Fergus, can you tell us a bit about why you love science and what inspired you to study it?

I always had a natural curiosity for science. When I was young facts and figures is what I thrived on. But as you grown up and study science you realise that it is not all about facts and figures. These details are now just a google away so we no longer need to spend ages trying to learn and remember them. What is much more important is how you go about science. What decisions will you make? What time will you give to it? What are the results likely to be? This decision making process is what I love about doing science now.

Why are science and technology so important in today’s society?

You are reading what I wrote on a computer. Without science, technology and a large dash of curiosity this computer would not exist. The work that scientists and engineers do is incredibly important to modern life. In fact, without their work, modern life would probably not be very modern!

What area of science are you most passionate about and why?

I like environmental and earth science. Simply put, we have only one earth. We must sustainably live here. This is why I chose to study environmental science at UCC where I got a lot of exposure to how we can best manage the resources that we have such as water and land. I then did my PhD, also in environmental science, on the use of trees to sustainably clean wastewater to protect the environment. Now I work in the Irish Centre for Research in Applied Geosciences.
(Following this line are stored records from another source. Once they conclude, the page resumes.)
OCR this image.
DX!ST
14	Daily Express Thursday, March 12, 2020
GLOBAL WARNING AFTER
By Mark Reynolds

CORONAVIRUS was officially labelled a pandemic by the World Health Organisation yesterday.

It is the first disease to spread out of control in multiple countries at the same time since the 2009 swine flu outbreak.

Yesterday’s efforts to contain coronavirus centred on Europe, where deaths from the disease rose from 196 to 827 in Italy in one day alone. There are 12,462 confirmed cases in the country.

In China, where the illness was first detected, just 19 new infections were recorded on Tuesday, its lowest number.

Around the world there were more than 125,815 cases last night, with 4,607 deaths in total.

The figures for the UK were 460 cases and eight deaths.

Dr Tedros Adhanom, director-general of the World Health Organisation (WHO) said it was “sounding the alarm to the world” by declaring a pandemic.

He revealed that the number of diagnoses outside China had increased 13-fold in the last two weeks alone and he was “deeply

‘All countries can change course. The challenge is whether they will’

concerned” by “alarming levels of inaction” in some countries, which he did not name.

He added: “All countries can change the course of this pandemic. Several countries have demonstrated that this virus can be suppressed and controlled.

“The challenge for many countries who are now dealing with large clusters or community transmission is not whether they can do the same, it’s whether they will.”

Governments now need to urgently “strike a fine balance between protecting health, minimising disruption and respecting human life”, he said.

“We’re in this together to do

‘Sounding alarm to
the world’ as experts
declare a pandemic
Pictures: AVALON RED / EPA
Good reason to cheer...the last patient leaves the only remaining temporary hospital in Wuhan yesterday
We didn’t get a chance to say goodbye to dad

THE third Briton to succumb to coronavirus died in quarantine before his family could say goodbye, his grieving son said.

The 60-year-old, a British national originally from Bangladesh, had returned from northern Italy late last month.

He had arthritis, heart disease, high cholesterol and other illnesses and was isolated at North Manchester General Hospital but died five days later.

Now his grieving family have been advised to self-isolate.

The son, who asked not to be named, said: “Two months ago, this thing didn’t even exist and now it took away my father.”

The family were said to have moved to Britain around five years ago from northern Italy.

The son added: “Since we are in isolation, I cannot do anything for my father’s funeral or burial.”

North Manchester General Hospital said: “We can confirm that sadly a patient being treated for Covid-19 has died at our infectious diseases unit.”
This centre carries out work in to securing supply of energy for Ireland and how we can best manage our raw materials and water resources.

What does it take to be a good science communicator and why is it a vital skill to have?

Top 3 things to have:

1. Guts – you need to be brave enough to go on stage!

2. Enthusiasm – when you speak you must show enthusiasm and passion. Otherwise people will get bored of listening to you.

3. Perspective – can you put yourself in the shoes of the man on the street to make sure that the public will understand the science that you are explaining.